Further, although these treatments work for some patients, they were not developed and tested in the context of the current illegal drug supply which is contaminated with synthetic opioids and, increasingly, with clandestinely produced benzodiazepines (a class of sedative drugs that are difficult to stop using abruptly after dependence forms). Drugs circulating today have a higher potency and can increase tolerance and risk of fatality. Unregulated fentanyl was found in 82% of drug related overdose fatalities. As a result, conventional medication treatments (e.g. buprenorphine and methadone) will not work for everyone.

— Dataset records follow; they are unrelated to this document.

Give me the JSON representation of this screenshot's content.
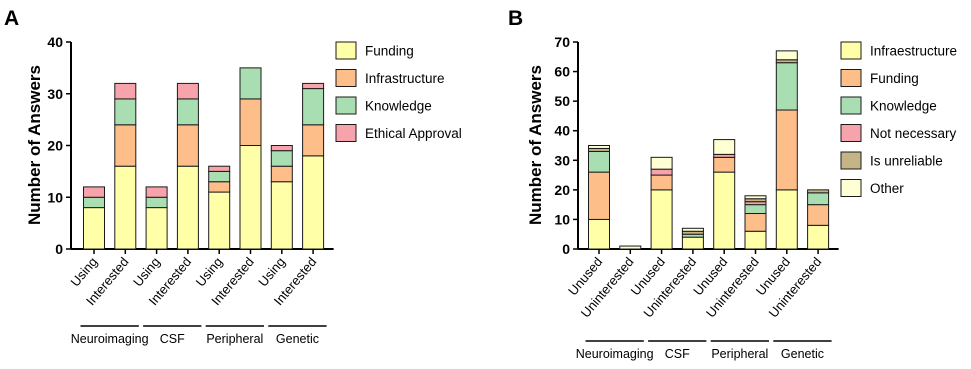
{
  "colors": {
    "funding": "#FFFFA8",
    "infrastructure": "#FDBE8A",
    "knowledge": "#A9DDB2",
    "ethical_approval": "#F7A3AB",
    "not_necessary": "#F7A3AB",
    "is_unreliable": "#C4B486",
    "other": "#FFFFD4"
  },
  "chart_data": [
    {
      "panel": "A",
      "type": "bar",
      "stacked": true,
      "ylabel": "Number of Answers",
      "ylim": [
        0,
        40
      ],
      "yticks": [
        0,
        10,
        20,
        30,
        40
      ],
      "categories": [
        "Using",
        "Interested",
        "Using",
        "Interested",
        "Using",
        "Interested",
        "Using",
        "Interested"
      ],
      "groups": [
        "Neuroimaging",
        "CSF",
        "Peripheral",
        "Genetic"
      ],
      "legend_position": "right",
      "series": [
        {
          "name": "Funding",
          "color_key": "funding",
          "values": [
            8,
            16,
            8,
            16,
            11,
            20,
            13,
            18
          ]
        },
        {
          "name": "Infrastructure",
          "color_key": "infrastructure",
          "values": [
            0,
            8,
            0,
            8,
            2,
            9,
            3,
            6
          ]
        },
        {
          "name": "Knowledge",
          "color_key": "knowledge",
          "values": [
            2,
            5,
            2,
            5,
            2,
            6,
            3,
            7
          ]
        },
        {
          "name": "Ethical Approval",
          "color_key": "ethical_approval",
          "values": [
            2,
            3,
            2,
            3,
            1,
            0,
            1,
            1
          ]
        }
      ]
    },
    {
      "panel": "B",
      "type": "bar",
      "stacked": true,
      "ylabel": "Number of Answers",
      "ylim": [
        0,
        70
      ],
      "yticks": [
        0,
        10,
        20,
        30,
        40,
        50,
        60,
        70
      ],
      "categories": [
        "Unused",
        "Uninterested",
        "Unused",
        "Uninterested",
        "Unused",
        "Uninterested",
        "Unused",
        "Uninterested"
      ],
      "groups": [
        "Neuroimaging",
        "CSF",
        "Peripheral",
        "Genetic"
      ],
      "legend_position": "right",
      "series": [
        {
          "name": "Infraestructure",
          "color_key": "funding",
          "values": [
            10,
            0,
            20,
            4,
            26,
            6,
            20,
            8
          ]
        },
        {
          "name": "Funding",
          "color_key": "infrastructure",
          "values": [
            16,
            0,
            5,
            0,
            5,
            6,
            27,
            7
          ]
        },
        {
          "name": "Knowledge",
          "color_key": "knowledge",
          "values": [
            7,
            0,
            0,
            1,
            0,
            3,
            16,
            4
          ]
        },
        {
          "name": "Not necessary",
          "color_key": "not_necessary",
          "values": [
            0,
            0,
            2,
            0,
            1,
            1,
            0,
            0
          ]
        },
        {
          "name": "Is unreliable",
          "color_key": "is_unreliable",
          "values": [
            1,
            0,
            0,
            1,
            0,
            1,
            1,
            1
          ]
        },
        {
          "name": "Other",
          "color_key": "other",
          "values": [
            1,
            1,
            4,
            1,
            5,
            1,
            3,
            0
          ]
        }
      ]
    }
  ]
}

Residential treatment beds have been proposed as an alternative to medication treatments. While they may be a helpful adjunct for some patients, current evidence suggests that they are unlikely to be effective. In some instances, these abstinence-based treatment programs can increase risk of harm, especially those with short-term period of abstinence as it lowers tolerance to opioids and increases the risk of drug poisoning in the event of a return to use after discharge. While residential treatment beds can be helpful for people struggling with stimulants or alcohol, investments in these programs should not be construed as a primary way to stop opioid poisoning deaths. Interventions that focus on supply are absolutely necessary. 

We must move swiftly to decriminalize drugs. Multiple governments, political parties and other stakeholders have endorsed the need to address drug use as a health rather than a criminal law issue. To do so the federal government must decriminalize personal possession to avoid the conflict with the law. Only then, when people who use drugs are destigmatised, can we begin to address drug use as a health issue. Decriminalization is a necessary step in empowering the correct stakeholders and systems, and to communicate unequivocally that drug use is a health issue, and not one of morality or wrongdoing. People who use drugs should not be judged or risk penalization under the law for seeking support and options to lower their risk of harm.  

To save lives now, robust access to a range of harm reduction services is required, including innovative and novel models of cares, such as safe supply. Now, and in the future, we need to listen, and be led, by the evidence and realities of those impacted. To continue to save lives, we need to listen to and support those at the front-lines of this crisis, as we have those on the front-line of the COVID-19 pandemic.

This article initially appeared in the Globe and Mail on October 22, 2021.